Max sighed through his respirator and typed again.
[I know you're worried about Ty. I am too. But I'm a hundred percent sure he can handle himself. What you should worry about is you. My Soul Core is damaged. It has to do with that giant thing mixed in with them.]
Ash's eyes narrowed. Giant one? He hadn't seen anything bigger than the twisted crowd outside.
Max was already typing before he could dwell on it.
[Check your Soul Space. You might not feel it yet since you barely use your skills, but I need to know if you're stable. If not, fix it. We don't have time to carry dead weight.]
Ash stared at him with a cold, confused look.
Another line of text blinked up.
[Oh, and I think I found something. Don't know if it's tied to Apex, but this planet isn't what we thought. Remember the scans? We were told there was no life on the far side. Just miners. But these things… they're part of the planet. Like the earth grew them. They only respond to sounds that feel "natural" to it. I dug deeper. There's something worse. Something that broke the scan itself. And I want to find it.]
'Of course he did.'
Ash looked at him with the same frozen expression as always. Inside, the sarcasm practically boiled.
'Fantastic. Not only are we neck-deep in nightmare statues, but now he wants to go treasure-hunting. Because curiosity never killed anyone, right?'
Max caught the look and sighed again, his fingers moving.
[I know that face. But think. If Apex gets there first, and it's as bad as the readings suggest, do you really want to sit back and let them hold it?]
Ash didn't answer. He just studied his brother, the flicker of the hologram lighting up Max's stubborn, sleep-starved eyes. He already knew how this went. Max's curiosity was a fire that couldn't be put out. No matter how dangerous, no matter how stupid, once he found something that didn't make sense he had to pull it apart.
And stopping him? Ash had tried before. It never worked.
Max was the smartest of all of them, and when he was confident, he rarely missed. Ash didn't hate that. He trusted it. He always had.
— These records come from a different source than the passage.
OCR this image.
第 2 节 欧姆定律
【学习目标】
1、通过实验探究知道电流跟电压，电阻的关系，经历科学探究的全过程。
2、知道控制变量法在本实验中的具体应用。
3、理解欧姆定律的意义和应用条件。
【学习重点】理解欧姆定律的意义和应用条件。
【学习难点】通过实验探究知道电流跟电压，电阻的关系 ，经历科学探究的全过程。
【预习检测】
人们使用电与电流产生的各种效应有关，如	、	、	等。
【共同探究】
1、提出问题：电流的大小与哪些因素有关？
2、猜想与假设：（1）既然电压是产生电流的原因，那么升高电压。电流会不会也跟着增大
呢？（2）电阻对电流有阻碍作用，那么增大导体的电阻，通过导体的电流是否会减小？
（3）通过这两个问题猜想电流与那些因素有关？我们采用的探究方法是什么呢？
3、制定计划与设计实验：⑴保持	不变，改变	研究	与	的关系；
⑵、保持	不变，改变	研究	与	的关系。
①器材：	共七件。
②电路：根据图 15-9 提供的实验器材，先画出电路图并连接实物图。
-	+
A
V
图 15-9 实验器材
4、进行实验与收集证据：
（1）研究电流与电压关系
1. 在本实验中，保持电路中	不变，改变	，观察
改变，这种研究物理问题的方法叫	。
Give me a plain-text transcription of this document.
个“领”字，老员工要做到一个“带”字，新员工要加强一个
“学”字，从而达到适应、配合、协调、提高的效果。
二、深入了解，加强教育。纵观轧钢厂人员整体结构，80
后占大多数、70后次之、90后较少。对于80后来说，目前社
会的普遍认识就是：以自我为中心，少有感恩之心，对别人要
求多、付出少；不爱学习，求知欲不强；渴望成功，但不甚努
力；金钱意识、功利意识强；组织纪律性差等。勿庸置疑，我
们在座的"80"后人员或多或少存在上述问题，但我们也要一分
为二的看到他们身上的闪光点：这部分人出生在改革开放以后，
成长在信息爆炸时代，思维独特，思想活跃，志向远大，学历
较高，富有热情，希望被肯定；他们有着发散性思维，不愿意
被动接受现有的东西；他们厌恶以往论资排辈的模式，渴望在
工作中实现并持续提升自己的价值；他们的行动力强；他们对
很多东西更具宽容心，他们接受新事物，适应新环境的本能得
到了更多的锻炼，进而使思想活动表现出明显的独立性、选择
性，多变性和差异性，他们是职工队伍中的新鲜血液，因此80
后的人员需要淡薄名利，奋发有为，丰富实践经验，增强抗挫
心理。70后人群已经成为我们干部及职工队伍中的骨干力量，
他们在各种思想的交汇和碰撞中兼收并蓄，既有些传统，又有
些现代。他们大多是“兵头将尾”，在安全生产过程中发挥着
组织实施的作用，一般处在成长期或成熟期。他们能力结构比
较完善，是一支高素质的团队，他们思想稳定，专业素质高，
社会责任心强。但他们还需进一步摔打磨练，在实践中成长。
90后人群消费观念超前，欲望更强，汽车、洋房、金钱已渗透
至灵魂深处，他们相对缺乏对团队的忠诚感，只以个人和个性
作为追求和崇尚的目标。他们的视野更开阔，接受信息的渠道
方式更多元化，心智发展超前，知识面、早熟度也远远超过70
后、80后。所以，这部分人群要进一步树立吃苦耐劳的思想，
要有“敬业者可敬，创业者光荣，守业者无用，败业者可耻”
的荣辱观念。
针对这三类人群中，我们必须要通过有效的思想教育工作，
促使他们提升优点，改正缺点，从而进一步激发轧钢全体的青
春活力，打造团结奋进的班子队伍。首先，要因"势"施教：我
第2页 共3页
If Max said they had to dig deeper, then Ash would follow. Not because he believed in whatever secret was buried in this cursed ground, but because he believed in him.
His brother's fire had never led him wrong before.
Ash gave a single nod, sharp and certain . Whatever waited beyond these ruins, whatever had torn this planet into something unrecognizable. They would face it together.
And if the world thought it could take Max from him, it would learn just how wrong it was.